Le berceau de Badoit se trouve dans cette ville de la Loire, à 25 km de Saint-Étienne

À Saint-Galmier, dans la Loire, l’eau Badoit accompagne la promenade comme une signature locale. Le centre ancien descend vers la vallée de la Coise, tandis que la source rappelle pourquoi cette ville est connue bien au-delà du Forez. Ici, le patrimoine se boit presque autant qu’il se visite.

Depuis 1837, Saint-Galmier vit au rythme de Badoit

Saint-Galmier est le berceau de l’eau minérale naturellement gazeuse Badoit. Elle y est embouteillée sur place depuis 1837, un lien direct entre la source et la marque que vous retrouvez encore dans les commerces français.
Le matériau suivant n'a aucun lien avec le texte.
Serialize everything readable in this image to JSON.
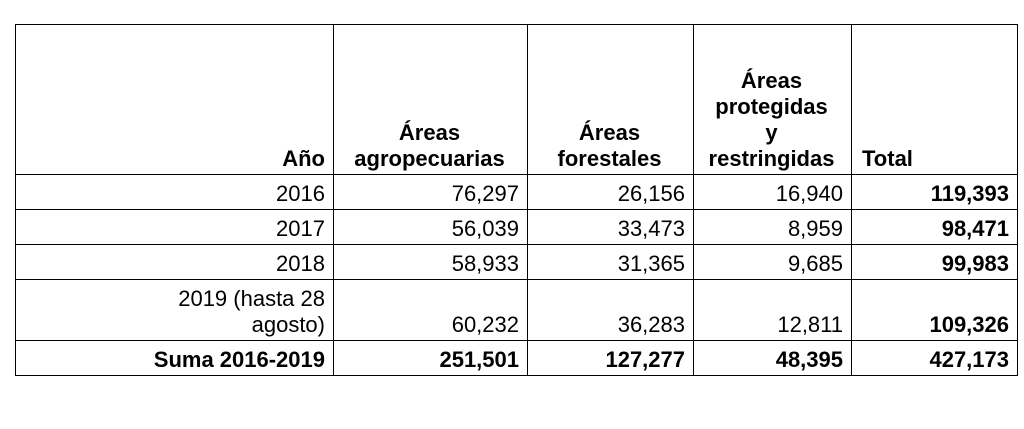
{
  "table": {
    "headers": {
      "year": "Año",
      "agro": [
        "Áreas",
        "agropecuarias"
      ],
      "forest": [
        "Áreas",
        "forestales"
      ],
      "protected": [
        "Áreas",
        "protegidas",
        "y",
        "restringidas"
      ],
      "total": "Total"
    },
    "rows": [
      {
        "year": [
          "2016"
        ],
        "agro": "76,297",
        "forest": "26,156",
        "protected": "16,940",
        "total": "119,393"
      },
      {
        "year": [
          "2017"
        ],
        "agro": "56,039",
        "forest": "33,473",
        "protected": "8,959",
        "total": "98,471"
      },
      {
        "year": [
          "2018"
        ],
        "agro": "58,933",
        "forest": "31,365",
        "protected": "9,685",
        "total": "99,983"
      },
      {
        "year": [
          "2019 (hasta 28",
          "agosto)"
        ],
        "agro": "60,232",
        "forest": "36,283",
        "protected": "12,811",
        "total": "109,326"
      }
    ],
    "sum": {
      "label": "Suma 2016-2019",
      "agro": "251,501",
      "forest": "127,277",
      "protected": "48,395",
      "total": "427,173"
    }
  }
}
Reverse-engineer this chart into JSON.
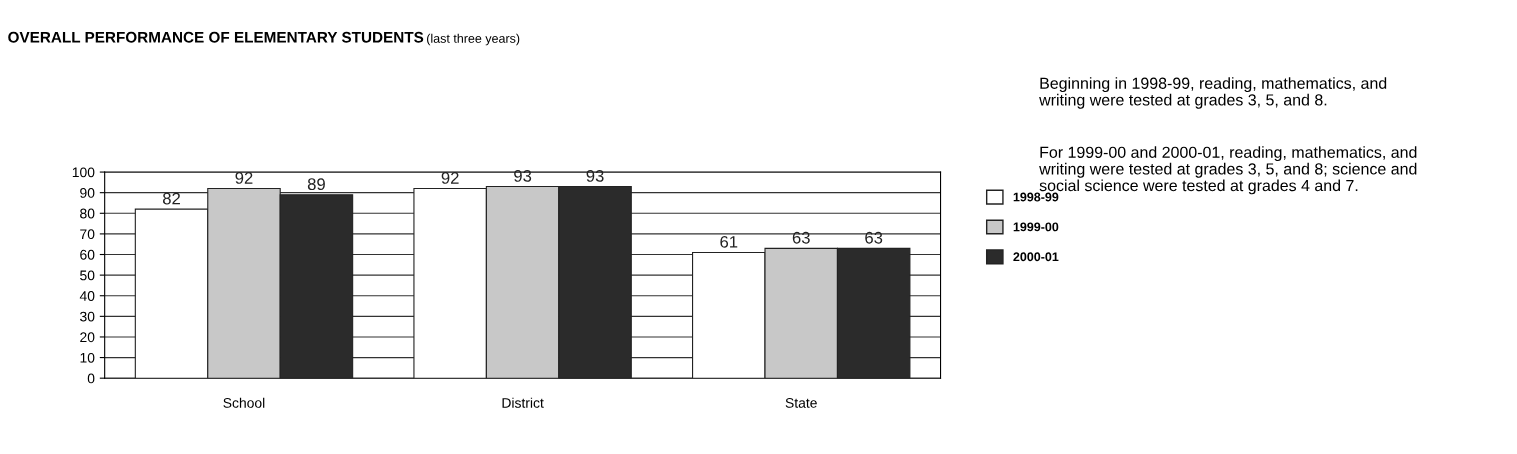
{
  "chart_data": {
    "type": "bar",
    "title": "OVERALL PERFORMANCE OF ELEMENTARY STUDENTS",
    "subtitle": "(last three years)",
    "categories": [
      "School",
      "District",
      "State"
    ],
    "series": [
      {
        "name": "1998-99",
        "color": "#ffffff",
        "values": [
          82,
          92,
          61
        ]
      },
      {
        "name": "1999-00",
        "color": "#c8c8c8",
        "values": [
          92,
          93,
          63
        ]
      },
      {
        "name": "2000-01",
        "color": "#2b2b2b",
        "values": [
          89,
          93,
          63
        ]
      }
    ],
    "ylim": [
      0,
      100
    ],
    "yticks": [
      0,
      10,
      20,
      30,
      40,
      50,
      60,
      70,
      80,
      90,
      100
    ],
    "grid": "y",
    "legend": "right",
    "data_labels": true,
    "annotations": [
      "Beginning in 1998-99, reading, mathematics, and writing were tested at grades 3, 5, and 8.",
      "For 1999-00 and 2000-01, reading, mathematics, and writing were tested at grades 3, 5, and 8; science and social science were tested at grades 4 and 7."
    ]
  }
}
Cette histoire donne une direction à la visite. On part du centre, on rejoint les abords de la source, puis l’on regarde la ville autrement: chaque rue ancienne semble ramener vers cette eau née sous le sol baldomérien.
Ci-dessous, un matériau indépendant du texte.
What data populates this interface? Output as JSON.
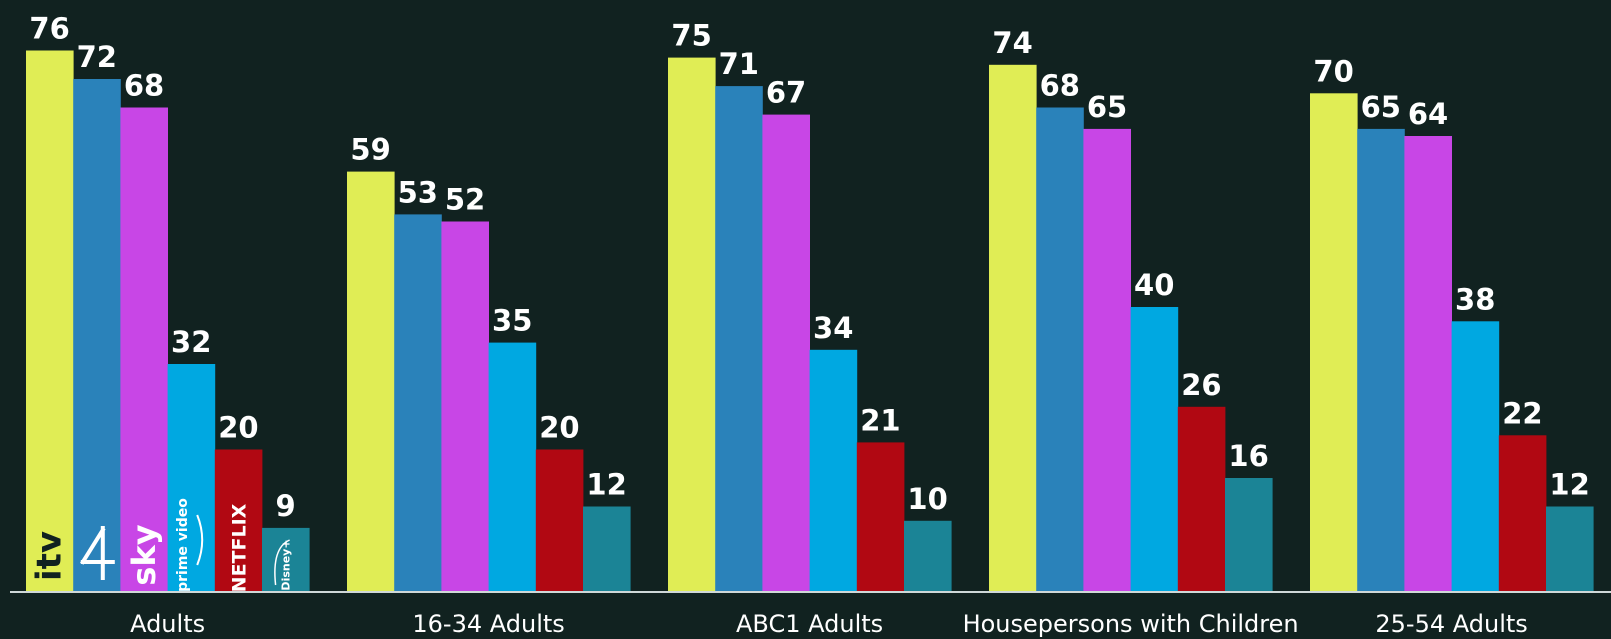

Je préfère cette entrée industrielle et locale aux visites qui empilent les monuments sans fil conducteur. À Saint-Galmier, la bouteille n’est pas un simple souvenir de passage. Elle raconte l’identité de la ville.

Des thermes romains près de Badoit, une trace bien plus ancienne

La source ne date pas du XIXe siècle. Des vestiges de thermes romains ont été découverts non loin de Badoit, sur des terrains liés à l’exploitation de l’eau.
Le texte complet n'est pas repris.